I want to be very transparent here: our effort is intended to provide a repository option to those institutions/organizations that already license or have access to Microsoft software (including the free versions of the products, like SQL Server Express). Our platform is intended to sit on top of the existing Microsoft "stack". By providing this new research-output repository platform at no cost, we can offer added value for our existing (and future) customers in the academic and research space. It is critical to point out that we are making every effort to ensure our platform is optimized to make the best use of Microsoft technologies AND to also interoperate with all other existing systems and platforms in the repository ecosystem. We are actively seeking engagement and feedback from the community!

Read more about it at “Microsoft Famulus: New IR Software.”

Microsoft Developing Authoring Add-in for Microsoft Office Word 2007 with NLM DTD Support

Microsoft is developing an Article Authoring Add-in for Microsoft Office Word 2007, which will support the NLM DTD. A Technology Preview of the Add-in is available.

Here's an excerpt from the Technical Computing @ Microsoft—Scholarly Publishing page:

In support of the increased emphasis on electronic publishing and archiving of scholarly articles, Microsoft has developed the Article Authoring Add-in for Microsoft Office Word 2007. This add-in will support the XML format from the National Library of Medicine (NLM), which is commonly used in the scientific, technical, and medical (STM) publishing market as part of the publishing workflow and as the format used for the archiving of articles. Pre-release versions of this add-in will target the staff at STM journals and publishers, at information repositories, and in-house and commercial software developers supporting the STM market.

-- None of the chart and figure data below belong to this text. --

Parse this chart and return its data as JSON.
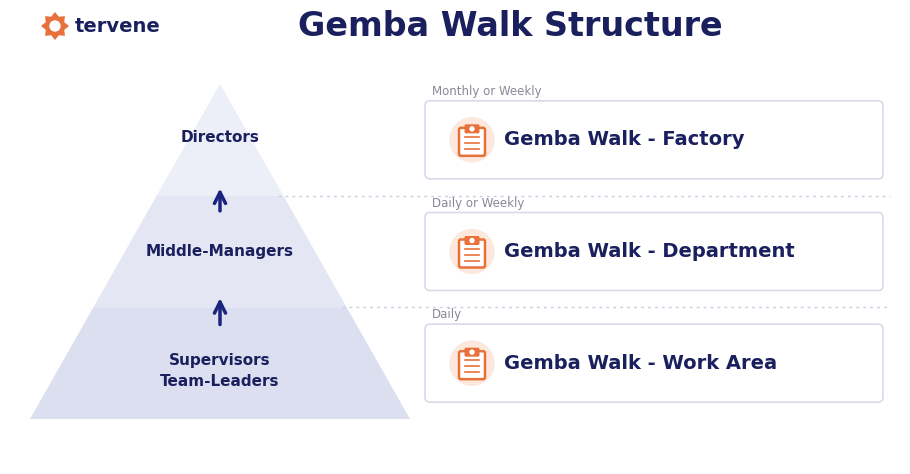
{
  "title": "Gemba Walk Structure",
  "bg_color": "#ffffff",
  "pyramid_color_top": "#eceef8",
  "pyramid_color_mid": "#e4e6f4",
  "pyramid_color_bot": "#dcdff0",
  "arrow_color": "#1a237e",
  "text_color_dark": "#1a1f5e",
  "dot_line_color": "#c8cce0",
  "orange_color": "#e8703a",
  "orange_light": "#fce8dc",
  "logo_text": "tervene",
  "levels": [
    {
      "label": "Directors",
      "frequency": "Monthly or Weekly",
      "gemba": "Gemba Walk - Factory"
    },
    {
      "label": "Middle-Managers",
      "frequency": "Daily or Weekly",
      "gemba": "Gemba Walk - Department"
    },
    {
      "label": "Supervisors\nTeam-Leaders",
      "frequency": "Daily",
      "gemba": "Gemba Walk - Work Area"
    }
  ]
}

The Article Authoring Add-in for Word 2007 will enable or simplify a number of activities that are part of the authoring and scholarly publishing process, such as:

  • gathering information about the authors and article content at the time the article is written;
  • enabling journals to provide authors with templates containing the structure for articles, and information for self-classification of the articles by the authors;
  • enabling access to the authors and article metadata contained in the Word file through the use of the NLM format and OpenXML document structure;
  • enabling the editorial staff to have access to the article and journal metadata directly within Word; and
  • enabling two-way conversion between Office OpenXML and the NLM format.

Greg Tananbaum consulted with Microsoft on the development of the tool.

Preserving Mixed Analog/Digital AV Archives: PrestoSpace Project Case Study

The Digital Curation Centre has published DCC Case Study—PrestoSpace: Preservation towards Storage and Access. Standardised Practices for Audiovisual Contents in Europe.

Here's the "Executive Summary":

Explicit strategies are needed to manage 'mixed' audio visual (AV) archives that contain both analogue and digital materials. The PrestoSpace Project brings together industry leaders, research institutes, and other stakeholders at a European level, to provide products and services for effective automated preservation and access solutions for diverse AV collections. The Project’s main objective is to develop and promote flexible, integrated and affordable services for AV preservation, restoration, and storage with a view to enabling migration to digital formats in AV archives.